Emily -my daughter- and I spent the first part of this week camping in The Lake District. We arrived by car Monday lunchtime and I took the road to Borrowdale, as I remembered seeing several campsites on the map there. Sure enough, it wasn't long before we found one. The campsite at Grange is a wonderfully wild place, surrounded by woodland. Castle Rock towers over the Southern end, while the Bowder Stone is only a few minutes walk away.
Once we had pitched our tents and sorted out our things, we headed off in the car again. We were going to climb Blencathra. We parked at Scales, only a short walk from the path that skirts the Southern side of the mountain.

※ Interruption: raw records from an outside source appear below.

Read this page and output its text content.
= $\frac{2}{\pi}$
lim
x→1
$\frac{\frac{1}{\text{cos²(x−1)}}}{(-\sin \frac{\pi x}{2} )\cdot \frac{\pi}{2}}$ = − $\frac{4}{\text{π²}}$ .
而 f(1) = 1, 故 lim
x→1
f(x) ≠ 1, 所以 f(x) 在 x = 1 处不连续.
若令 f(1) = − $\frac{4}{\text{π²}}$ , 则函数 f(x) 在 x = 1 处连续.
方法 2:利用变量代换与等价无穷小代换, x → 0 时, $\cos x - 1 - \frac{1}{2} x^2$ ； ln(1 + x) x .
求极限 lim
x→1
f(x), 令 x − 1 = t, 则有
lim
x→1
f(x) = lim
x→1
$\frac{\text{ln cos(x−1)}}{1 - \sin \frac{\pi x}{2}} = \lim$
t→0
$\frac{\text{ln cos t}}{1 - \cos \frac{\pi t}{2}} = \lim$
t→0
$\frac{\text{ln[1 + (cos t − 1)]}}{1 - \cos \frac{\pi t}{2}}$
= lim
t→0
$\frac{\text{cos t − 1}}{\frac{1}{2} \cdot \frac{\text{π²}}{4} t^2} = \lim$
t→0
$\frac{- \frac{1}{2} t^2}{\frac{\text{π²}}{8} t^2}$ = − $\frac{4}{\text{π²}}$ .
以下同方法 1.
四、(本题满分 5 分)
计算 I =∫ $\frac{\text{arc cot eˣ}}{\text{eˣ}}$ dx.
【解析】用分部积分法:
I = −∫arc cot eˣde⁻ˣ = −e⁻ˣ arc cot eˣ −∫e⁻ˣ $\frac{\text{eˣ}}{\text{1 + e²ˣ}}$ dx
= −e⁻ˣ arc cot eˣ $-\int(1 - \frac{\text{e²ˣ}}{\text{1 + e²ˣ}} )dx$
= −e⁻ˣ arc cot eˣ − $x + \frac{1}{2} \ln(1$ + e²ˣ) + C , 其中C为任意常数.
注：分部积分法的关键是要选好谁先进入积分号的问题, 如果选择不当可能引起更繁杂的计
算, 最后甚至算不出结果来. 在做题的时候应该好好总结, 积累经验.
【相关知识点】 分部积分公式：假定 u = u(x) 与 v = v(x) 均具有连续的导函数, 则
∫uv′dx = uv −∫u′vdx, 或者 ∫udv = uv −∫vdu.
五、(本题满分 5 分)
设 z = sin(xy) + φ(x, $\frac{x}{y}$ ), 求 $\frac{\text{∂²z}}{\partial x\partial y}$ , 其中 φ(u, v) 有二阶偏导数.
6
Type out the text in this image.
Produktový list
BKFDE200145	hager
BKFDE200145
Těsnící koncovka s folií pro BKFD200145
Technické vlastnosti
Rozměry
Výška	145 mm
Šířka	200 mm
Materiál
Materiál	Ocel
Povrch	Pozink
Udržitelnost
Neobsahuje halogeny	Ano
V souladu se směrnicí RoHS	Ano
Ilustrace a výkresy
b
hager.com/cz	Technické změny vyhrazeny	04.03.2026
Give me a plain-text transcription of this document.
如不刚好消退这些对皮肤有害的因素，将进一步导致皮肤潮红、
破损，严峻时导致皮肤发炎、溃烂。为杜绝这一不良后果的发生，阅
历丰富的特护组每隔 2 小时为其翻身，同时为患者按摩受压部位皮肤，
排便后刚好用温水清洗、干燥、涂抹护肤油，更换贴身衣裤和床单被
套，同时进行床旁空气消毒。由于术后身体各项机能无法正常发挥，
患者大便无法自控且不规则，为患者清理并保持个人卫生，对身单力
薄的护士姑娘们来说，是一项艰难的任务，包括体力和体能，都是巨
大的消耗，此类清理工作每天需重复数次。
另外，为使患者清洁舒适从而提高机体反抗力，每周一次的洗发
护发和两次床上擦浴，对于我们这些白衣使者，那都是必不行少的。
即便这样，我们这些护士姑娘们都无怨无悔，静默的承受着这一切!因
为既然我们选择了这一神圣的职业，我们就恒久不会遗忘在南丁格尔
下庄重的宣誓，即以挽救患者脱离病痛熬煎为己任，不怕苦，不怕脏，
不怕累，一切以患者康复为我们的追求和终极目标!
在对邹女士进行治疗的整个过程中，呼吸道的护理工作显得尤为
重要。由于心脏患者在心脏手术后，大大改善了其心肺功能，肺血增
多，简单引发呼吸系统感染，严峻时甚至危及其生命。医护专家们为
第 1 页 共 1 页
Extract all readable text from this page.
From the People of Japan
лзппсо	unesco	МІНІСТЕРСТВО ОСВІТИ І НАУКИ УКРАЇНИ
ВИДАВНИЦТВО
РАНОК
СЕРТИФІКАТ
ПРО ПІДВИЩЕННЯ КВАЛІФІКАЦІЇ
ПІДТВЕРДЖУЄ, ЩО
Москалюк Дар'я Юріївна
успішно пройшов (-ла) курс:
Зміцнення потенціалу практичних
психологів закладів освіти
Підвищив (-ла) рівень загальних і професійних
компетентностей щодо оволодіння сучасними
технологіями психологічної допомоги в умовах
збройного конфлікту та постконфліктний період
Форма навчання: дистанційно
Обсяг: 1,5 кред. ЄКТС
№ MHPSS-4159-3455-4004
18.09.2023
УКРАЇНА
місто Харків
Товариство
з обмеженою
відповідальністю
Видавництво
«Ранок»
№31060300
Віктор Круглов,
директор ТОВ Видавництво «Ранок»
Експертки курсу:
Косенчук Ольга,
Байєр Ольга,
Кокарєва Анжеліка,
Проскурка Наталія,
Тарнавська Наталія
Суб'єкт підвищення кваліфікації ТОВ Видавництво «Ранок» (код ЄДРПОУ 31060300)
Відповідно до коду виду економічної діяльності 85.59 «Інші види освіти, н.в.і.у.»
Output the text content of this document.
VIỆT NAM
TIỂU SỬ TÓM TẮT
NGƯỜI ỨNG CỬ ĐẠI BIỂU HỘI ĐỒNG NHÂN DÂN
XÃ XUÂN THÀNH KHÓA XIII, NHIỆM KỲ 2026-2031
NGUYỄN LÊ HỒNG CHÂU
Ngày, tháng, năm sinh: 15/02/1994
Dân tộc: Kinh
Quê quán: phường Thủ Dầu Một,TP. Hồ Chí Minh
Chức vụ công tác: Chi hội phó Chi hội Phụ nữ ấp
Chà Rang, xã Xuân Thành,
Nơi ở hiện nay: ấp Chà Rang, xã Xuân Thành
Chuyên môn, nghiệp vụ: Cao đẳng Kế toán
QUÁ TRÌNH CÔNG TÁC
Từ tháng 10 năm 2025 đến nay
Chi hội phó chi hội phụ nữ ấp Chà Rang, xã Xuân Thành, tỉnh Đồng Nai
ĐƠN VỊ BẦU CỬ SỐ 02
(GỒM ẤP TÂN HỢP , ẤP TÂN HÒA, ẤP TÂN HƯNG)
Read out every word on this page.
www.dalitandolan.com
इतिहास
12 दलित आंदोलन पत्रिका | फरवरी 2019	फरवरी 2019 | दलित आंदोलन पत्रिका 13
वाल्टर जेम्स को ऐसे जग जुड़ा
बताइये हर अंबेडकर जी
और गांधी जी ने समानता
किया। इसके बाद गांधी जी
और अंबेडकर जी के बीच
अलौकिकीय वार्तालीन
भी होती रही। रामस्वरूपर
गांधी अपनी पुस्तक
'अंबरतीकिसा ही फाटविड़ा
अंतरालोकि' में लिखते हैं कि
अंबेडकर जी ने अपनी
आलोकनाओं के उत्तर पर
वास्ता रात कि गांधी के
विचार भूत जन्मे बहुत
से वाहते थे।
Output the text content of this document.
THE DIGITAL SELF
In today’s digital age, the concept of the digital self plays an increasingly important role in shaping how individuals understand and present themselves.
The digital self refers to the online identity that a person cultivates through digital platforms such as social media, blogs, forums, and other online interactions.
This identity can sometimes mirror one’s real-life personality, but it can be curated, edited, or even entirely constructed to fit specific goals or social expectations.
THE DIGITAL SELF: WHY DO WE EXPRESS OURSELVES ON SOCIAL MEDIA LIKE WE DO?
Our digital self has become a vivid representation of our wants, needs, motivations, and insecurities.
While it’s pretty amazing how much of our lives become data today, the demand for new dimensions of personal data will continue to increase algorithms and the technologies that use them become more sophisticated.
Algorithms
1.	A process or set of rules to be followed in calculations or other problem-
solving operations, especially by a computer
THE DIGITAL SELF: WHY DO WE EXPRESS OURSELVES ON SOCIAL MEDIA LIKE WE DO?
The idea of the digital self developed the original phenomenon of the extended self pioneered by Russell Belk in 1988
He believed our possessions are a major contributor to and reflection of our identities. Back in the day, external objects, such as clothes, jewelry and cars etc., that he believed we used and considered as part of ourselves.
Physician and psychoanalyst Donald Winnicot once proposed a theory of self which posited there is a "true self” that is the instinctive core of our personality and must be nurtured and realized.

Blencathra is very satisfyingly steep-sided for an English mountain, with clear-cut ridges falling away from its summit like folds of material. One or two of these ridges are rocky enough for their ascent to involve more than a mere walk and it was one of these, Hall's Fell Ridge, that we hoped to ascend. There is no actual rock climbing involved, only the satisfying experience of clambering over rock using one's hands as well as one's feet combined with a sense of being a long way up! A path skirts the foot of the mountain on its Southern side and we followed this to the start of the ridge. Half way along it we came across a steep rocky step that was more difficult to overcome than anything on the ridge itself. We soon found ourselves at the foot of the ridge and headed up it, on a path through the bracken. We wanted to get the first part over and done with. It was getting late: we'd parked the car around four o'clock and we were not exactly sure how long the walk would take us.
I don't know why, but, when ascending a ridge, there is something very pleasant about being able to see down both sides at once. So it was as the ridge narrowed. As it got narrower it began to get rockier. One could choose: either one walked along the path or one scrambled along the rocky crest. Quite close to the top we reached the point where all the paths seemed to peter out and rock was the only option.
It had rained all morning and we seemed to be enjoying a break in the weather. However, as we approached the summit, wisps of cloud began to brush around it, and I thought for a minute that we were going to be deprived of a view. Fortunately the cloud moved on and when we arrived at the top we were treated to an all-round panorama. Our ascent coincided with the only break in the weather for two and a half days: for the next day and a half the mountain was almost continuously shrouded in mist.
We stopped at a sheltered spot close to the summit to eat our sandwiches before making our way down to Scales Tarn. At the far side of the tarn Sharp Edge curves upwards, back towards the summit. We considered making a second ascent to the summit via this famous scramble, but thought better of it. We were making good time, but we did not want to over-reach ourselves. Instead, we continued down to Scales, jogging and walking above the River Glenderamackin.
It rained a lot that night. We had intended to climb Skiddaw the next day, but the weather was so foul we decided it was a bad idea. Instead, we went for a run around Borrowdale: through the woods and over the river to Rosthwaite, returning via the Bowder Stone. Three-quarters of the way round and in search of The Bowder Stone, I took a wrong turn which sent us off on a steep ascent, through waist-deep bracken, up the flank of High Seat. We finally found the stone, still curiously balanced on one edge. We returned the campsite soaked through and, once dried out, we went to Keswick to investigate the Oxfam shop there. Late in the afternoon we drove up to the car park at the start of the Skiddaw 'tourist path' in the hope that the weather might ease off the way it had the day before, but no such luck.
The weather the next night was even worse than the night before. The wind roared through the trees making a sound like the sea (it sounded as if we were camping on the beach) and my saturated dome-tent kept blowing in and out like a demented jellyfish. In the morning, one end of the field (not ours, fortunately) had turned into a lake. It was time to go home. We had considered doing a short walk -to the top of Cat Bells perhaps- but I don't think either of us wanted to get soaked again.